智慧の扉

2009年1月号

衣に込められたメッセージ

アルボムッレ・スマナサーラ長老

 テーラワーダ仏教の比丘がまとっている衣(三衣・袈裟)は、お釈迦様のアドバイスに合わせて、アーナンダ尊者がデザインされたものです。袈裟のデザイナーはアーナンダ尊者なのです。仏教が始まった当初、比丘の衣はただ布切れを適当に縫い合わせただけで、形もバラバラでした。しかし、せっかく仏教の比丘なのだから、衣に一貫性があった方がいいだろうと、衣のデザインが定められることになりました。

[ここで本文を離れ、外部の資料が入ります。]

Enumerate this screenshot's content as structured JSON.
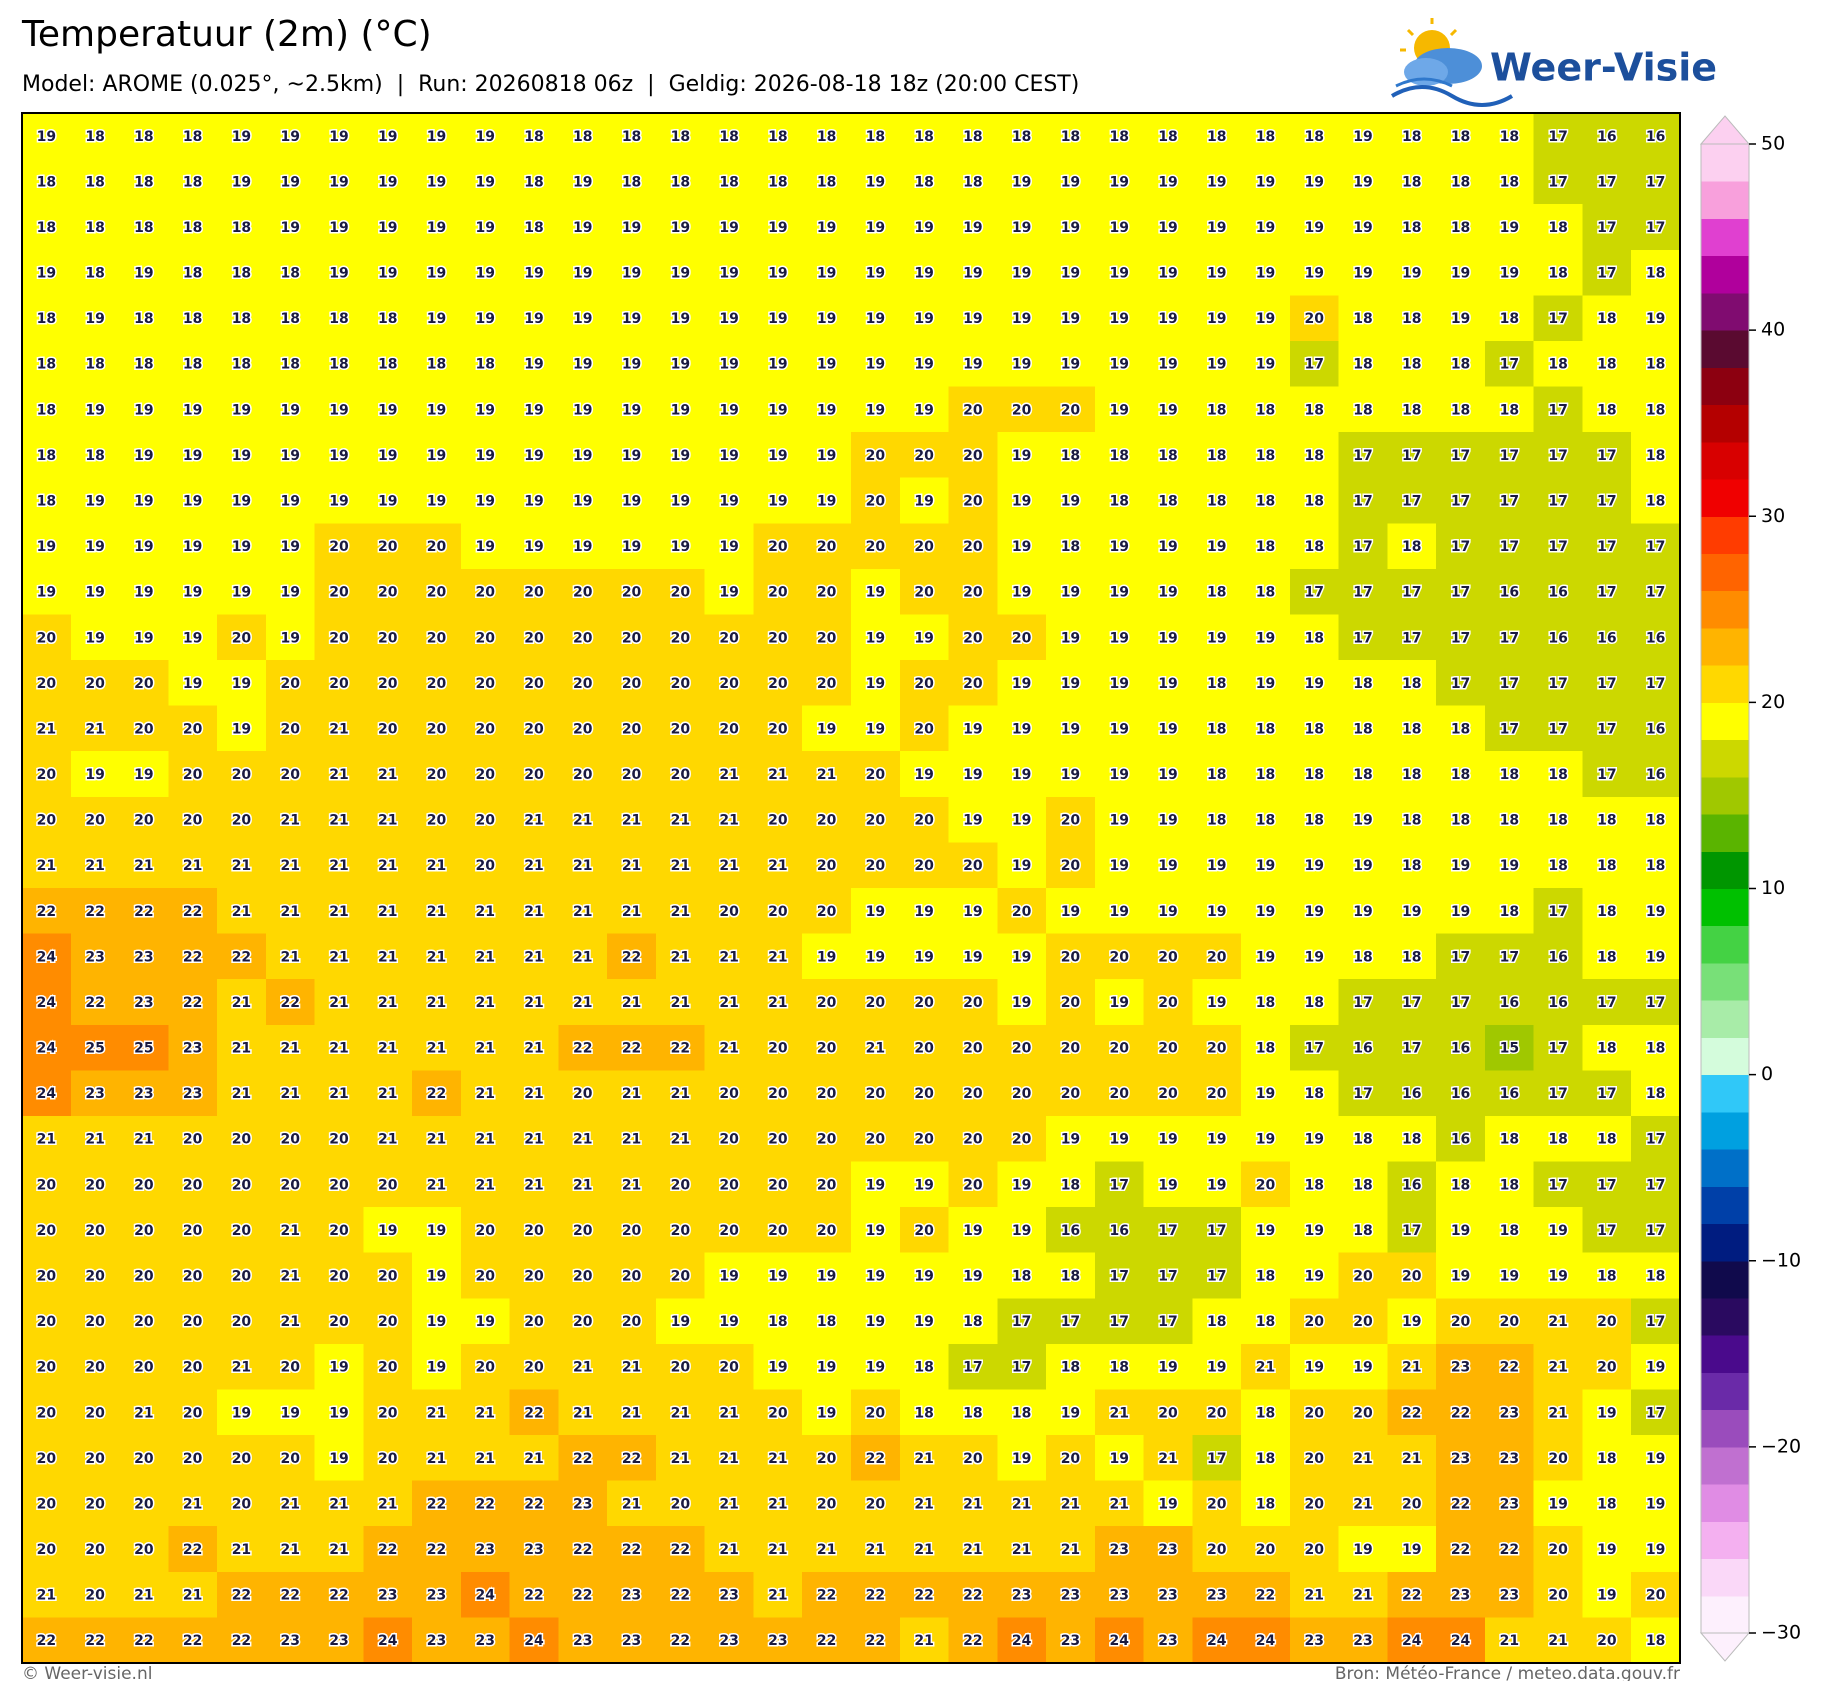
{
  "header": {
    "title": "Temperatuur (2m) (°C)",
    "subtitle": "Model: AROME (0.025°, ~2.5km)  |  Run: 20260818 06z  |  Geldig: 2026-08-18 18z (20:00 CEST)",
    "logo": "Weer-Visie"
  },
  "footer": {
    "left": "© Weer-visie.nl",
    "right": "Bron: Météo-France / meteo.data.gouv.fr"
  },
  "colorbar": {
    "lim": [
      -30,
      50
    ],
    "ticks": [
      {
        "value": -30,
        "label": "−30"
      },
      {
        "value": -20,
        "label": "−20"
      },
      {
        "value": -10,
        "label": "−10"
      },
      0,
      10,
      20,
      30,
      40,
      50
    ],
    "colors": [
      "#fdf0fd",
      "#fad8f8",
      "#f4b0f0",
      "#e08ce4",
      "#c070d0",
      "#9a4cbc",
      "#6a2aa8",
      "#4a0a8c",
      "#2a0a60",
      "#100a4c",
      "#001c80",
      "#0040a8",
      "#0070c8",
      "#00a0e0",
      "#30c8f8",
      "#d4fcdc",
      "#a8eca8",
      "#78e078",
      "#44d244",
      "#00c000",
      "#009600",
      "#5ab400",
      "#a0c800",
      "#ccd800",
      "#ffff00",
      "#ffd800",
      "#ffb400",
      "#ff8c00",
      "#ff6400",
      "#ff3c00",
      "#f00000",
      "#d80000",
      "#b40000",
      "#8c0010",
      "#5a0a30",
      "#800c70",
      "#b0009c",
      "#e040d0",
      "#f8a0dc",
      "#fcd0f0"
    ]
  },
  "map": {
    "values": [
      [
        19,
        18,
        18,
        18,
        19,
        19,
        19,
        19,
        19,
        19,
        18,
        18,
        18,
        18,
        18,
        18,
        18,
        18,
        18,
        18,
        18,
        18,
        18,
        18,
        18,
        18,
        18,
        19,
        18,
        18,
        18,
        17,
        16,
        16
      ],
      [
        18,
        18,
        18,
        18,
        19,
        19,
        19,
        19,
        19,
        19,
        18,
        19,
        18,
        18,
        18,
        18,
        18,
        19,
        18,
        18,
        19,
        19,
        19,
        19,
        19,
        19,
        19,
        19,
        18,
        18,
        18,
        17,
        17,
        17
      ],
      [
        18,
        18,
        18,
        18,
        18,
        19,
        19,
        19,
        19,
        19,
        18,
        19,
        19,
        19,
        19,
        19,
        19,
        19,
        19,
        19,
        19,
        19,
        19,
        19,
        19,
        19,
        19,
        19,
        18,
        18,
        19,
        18,
        17,
        17
      ],
      [
        19,
        18,
        19,
        18,
        18,
        18,
        19,
        19,
        19,
        19,
        19,
        19,
        19,
        19,
        19,
        19,
        19,
        19,
        19,
        19,
        19,
        19,
        19,
        19,
        19,
        19,
        19,
        19,
        19,
        19,
        19,
        18,
        17,
        18
      ],
      [
        18,
        19,
        18,
        18,
        18,
        18,
        18,
        18,
        19,
        19,
        19,
        19,
        19,
        19,
        19,
        19,
        19,
        19,
        19,
        19,
        19,
        19,
        19,
        19,
        19,
        19,
        20,
        18,
        18,
        19,
        18,
        17,
        18,
        19
      ],
      [
        18,
        18,
        18,
        18,
        18,
        18,
        18,
        18,
        18,
        18,
        19,
        19,
        19,
        19,
        19,
        19,
        19,
        19,
        19,
        19,
        19,
        19,
        19,
        19,
        19,
        19,
        17,
        18,
        18,
        18,
        17,
        18,
        18,
        18
      ],
      [
        18,
        19,
        19,
        19,
        19,
        19,
        19,
        19,
        19,
        19,
        19,
        19,
        19,
        19,
        19,
        19,
        19,
        19,
        19,
        20,
        20,
        20,
        19,
        19,
        18,
        18,
        18,
        18,
        18,
        18,
        18,
        17,
        18,
        18
      ],
      [
        18,
        18,
        19,
        19,
        19,
        19,
        19,
        19,
        19,
        19,
        19,
        19,
        19,
        19,
        19,
        19,
        19,
        20,
        20,
        20,
        19,
        18,
        18,
        18,
        18,
        18,
        18,
        17,
        17,
        17,
        17,
        17,
        17,
        18
      ],
      [
        18,
        19,
        19,
        19,
        19,
        19,
        19,
        19,
        19,
        19,
        19,
        19,
        19,
        19,
        19,
        19,
        19,
        20,
        19,
        20,
        19,
        19,
        18,
        18,
        18,
        18,
        18,
        17,
        17,
        17,
        17,
        17,
        17,
        18
      ],
      [
        19,
        19,
        19,
        19,
        19,
        19,
        20,
        20,
        20,
        19,
        19,
        19,
        19,
        19,
        19,
        20,
        20,
        20,
        20,
        20,
        19,
        18,
        19,
        19,
        19,
        18,
        18,
        17,
        18,
        17,
        17,
        17,
        17,
        17
      ],
      [
        19,
        19,
        19,
        19,
        19,
        19,
        20,
        20,
        20,
        20,
        20,
        20,
        20,
        20,
        19,
        20,
        20,
        19,
        20,
        20,
        19,
        19,
        19,
        19,
        18,
        18,
        17,
        17,
        17,
        17,
        16,
        16,
        17,
        17
      ],
      [
        20,
        19,
        19,
        19,
        20,
        19,
        20,
        20,
        20,
        20,
        20,
        20,
        20,
        20,
        20,
        20,
        20,
        19,
        19,
        20,
        20,
        19,
        19,
        19,
        19,
        19,
        18,
        17,
        17,
        17,
        17,
        16,
        16,
        16
      ],
      [
        20,
        20,
        20,
        19,
        19,
        20,
        20,
        20,
        20,
        20,
        20,
        20,
        20,
        20,
        20,
        20,
        20,
        19,
        20,
        20,
        19,
        19,
        19,
        19,
        18,
        19,
        19,
        18,
        18,
        17,
        17,
        17,
        17,
        17
      ],
      [
        21,
        21,
        20,
        20,
        19,
        20,
        21,
        20,
        20,
        20,
        20,
        20,
        20,
        20,
        20,
        20,
        19,
        19,
        20,
        19,
        19,
        19,
        19,
        19,
        18,
        18,
        18,
        18,
        18,
        18,
        17,
        17,
        17,
        16
      ],
      [
        20,
        19,
        19,
        20,
        20,
        20,
        21,
        21,
        20,
        20,
        20,
        20,
        20,
        20,
        21,
        21,
        21,
        20,
        19,
        19,
        19,
        19,
        19,
        19,
        18,
        18,
        18,
        18,
        18,
        18,
        18,
        18,
        17,
        16
      ],
      [
        20,
        20,
        20,
        20,
        20,
        21,
        21,
        21,
        20,
        20,
        21,
        21,
        21,
        21,
        21,
        20,
        20,
        20,
        20,
        19,
        19,
        20,
        19,
        19,
        18,
        18,
        18,
        19,
        18,
        18,
        18,
        18,
        18,
        18
      ],
      [
        21,
        21,
        21,
        21,
        21,
        21,
        21,
        21,
        21,
        20,
        21,
        21,
        21,
        21,
        21,
        21,
        20,
        20,
        20,
        20,
        19,
        20,
        19,
        19,
        19,
        19,
        19,
        19,
        18,
        19,
        19,
        18,
        18,
        18
      ],
      [
        22,
        22,
        22,
        22,
        21,
        21,
        21,
        21,
        21,
        21,
        21,
        21,
        21,
        21,
        20,
        20,
        20,
        19,
        19,
        19,
        20,
        19,
        19,
        19,
        19,
        19,
        19,
        19,
        19,
        19,
        18,
        17,
        18,
        19
      ],
      [
        24,
        23,
        23,
        22,
        22,
        21,
        21,
        21,
        21,
        21,
        21,
        21,
        22,
        21,
        21,
        21,
        19,
        19,
        19,
        19,
        19,
        20,
        20,
        20,
        20,
        19,
        19,
        18,
        18,
        17,
        17,
        16,
        18,
        19
      ],
      [
        24,
        22,
        23,
        22,
        21,
        22,
        21,
        21,
        21,
        21,
        21,
        21,
        21,
        21,
        21,
        21,
        20,
        20,
        20,
        20,
        19,
        20,
        19,
        20,
        19,
        18,
        18,
        17,
        17,
        17,
        16,
        16,
        17,
        17
      ],
      [
        24,
        25,
        25,
        23,
        21,
        21,
        21,
        21,
        21,
        21,
        21,
        22,
        22,
        22,
        21,
        20,
        20,
        21,
        20,
        20,
        20,
        20,
        20,
        20,
        20,
        18,
        17,
        16,
        17,
        16,
        15,
        17,
        18,
        18
      ],
      [
        24,
        23,
        23,
        23,
        21,
        21,
        21,
        21,
        22,
        21,
        21,
        20,
        21,
        21,
        20,
        20,
        20,
        20,
        20,
        20,
        20,
        20,
        20,
        20,
        20,
        19,
        18,
        17,
        16,
        16,
        16,
        17,
        17,
        18
      ],
      [
        21,
        21,
        21,
        20,
        20,
        20,
        20,
        21,
        21,
        21,
        21,
        21,
        21,
        21,
        20,
        20,
        20,
        20,
        20,
        20,
        20,
        19,
        19,
        19,
        19,
        19,
        19,
        18,
        18,
        16,
        18,
        18,
        18,
        17
      ],
      [
        20,
        20,
        20,
        20,
        20,
        20,
        20,
        20,
        21,
        21,
        21,
        21,
        21,
        20,
        20,
        20,
        20,
        19,
        19,
        20,
        19,
        18,
        17,
        19,
        19,
        20,
        18,
        18,
        16,
        18,
        18,
        17,
        17,
        17
      ],
      [
        20,
        20,
        20,
        20,
        20,
        21,
        20,
        19,
        19,
        20,
        20,
        20,
        20,
        20,
        20,
        20,
        20,
        19,
        20,
        19,
        19,
        16,
        16,
        17,
        17,
        19,
        19,
        18,
        17,
        19,
        18,
        19,
        17,
        17
      ],
      [
        20,
        20,
        20,
        20,
        20,
        21,
        20,
        20,
        19,
        20,
        20,
        20,
        20,
        20,
        19,
        19,
        19,
        19,
        19,
        19,
        18,
        18,
        17,
        17,
        17,
        18,
        19,
        20,
        20,
        19,
        19,
        19,
        18,
        18
      ],
      [
        20,
        20,
        20,
        20,
        20,
        21,
        20,
        20,
        19,
        19,
        20,
        20,
        20,
        19,
        19,
        18,
        18,
        19,
        19,
        18,
        17,
        17,
        17,
        17,
        18,
        18,
        20,
        20,
        19,
        20,
        20,
        21,
        20,
        17
      ],
      [
        20,
        20,
        20,
        20,
        21,
        20,
        19,
        20,
        19,
        20,
        20,
        21,
        21,
        20,
        20,
        19,
        19,
        19,
        18,
        17,
        17,
        18,
        18,
        19,
        19,
        21,
        19,
        19,
        21,
        23,
        22,
        21,
        20,
        19
      ],
      [
        20,
        20,
        21,
        20,
        19,
        19,
        19,
        20,
        21,
        21,
        22,
        21,
        21,
        21,
        21,
        20,
        19,
        20,
        18,
        18,
        18,
        19,
        21,
        20,
        20,
        18,
        20,
        20,
        22,
        22,
        23,
        21,
        19,
        17
      ],
      [
        20,
        20,
        20,
        20,
        20,
        20,
        19,
        20,
        21,
        21,
        21,
        22,
        22,
        21,
        21,
        21,
        20,
        22,
        21,
        20,
        19,
        20,
        19,
        21,
        17,
        18,
        20,
        21,
        21,
        23,
        23,
        20,
        18,
        19
      ],
      [
        20,
        20,
        20,
        21,
        20,
        21,
        21,
        21,
        22,
        22,
        22,
        23,
        21,
        20,
        21,
        21,
        20,
        20,
        21,
        21,
        21,
        21,
        21,
        19,
        20,
        18,
        20,
        21,
        20,
        22,
        23,
        19,
        18,
        19
      ],
      [
        20,
        20,
        20,
        22,
        21,
        21,
        21,
        22,
        22,
        23,
        23,
        22,
        22,
        22,
        21,
        21,
        21,
        21,
        21,
        21,
        21,
        21,
        23,
        23,
        20,
        20,
        20,
        19,
        19,
        22,
        22,
        20,
        19,
        19
      ],
      [
        21,
        20,
        21,
        21,
        22,
        22,
        22,
        23,
        23,
        24,
        22,
        22,
        23,
        22,
        23,
        21,
        22,
        22,
        22,
        22,
        23,
        23,
        23,
        23,
        23,
        22,
        21,
        21,
        22,
        23,
        23,
        20,
        19,
        20
      ],
      [
        22,
        22,
        22,
        22,
        22,
        23,
        23,
        24,
        23,
        23,
        24,
        23,
        23,
        22,
        23,
        23,
        22,
        22,
        21,
        22,
        24,
        23,
        24,
        23,
        24,
        24,
        23,
        23,
        24,
        24,
        21,
        21,
        20,
        18
      ]
    ]
  }
}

 そこでお釈迦様はアーナンダ尊者に対して、「比丘の衣を田んぼとあぜ道の形にしてはどうですか?」と提案されました。そこには深い意味があります。

 お釈迦様が生まれた釈迦族は、お米を食べる文化でした。釈尊のお父さん(浄飯王)は王家でしたが、領民と一緒に田んぼの手入れをする農民でもありました。稲作文化の人々にとって、田んぼは特別な存在です。自分達に命を与えてくれる聖地なのです。稲もただの植物ではなく、聖なる存在として扱うのです。スリランカでは、田んぼでは誰も傘をさしません、それは稲に対して失礼だと思っているからです。稲刈りをしてモミを取る作業以外では、稲を踏むことさえしないのです。

 田んぼをかたどって縫い合わされた衣を身にまとうことで、仏弟子たちは稲作文化の人々が持つ自然に対する感謝の気持ち、自我を張らない、自然に生かされているのだという謙虚な気持ちとともに修行してきたのです。

 そうやってアーナンダ尊者がつくられた衣のデザインは、二千五百年以上も変わらず、現在まで守り伝えられています。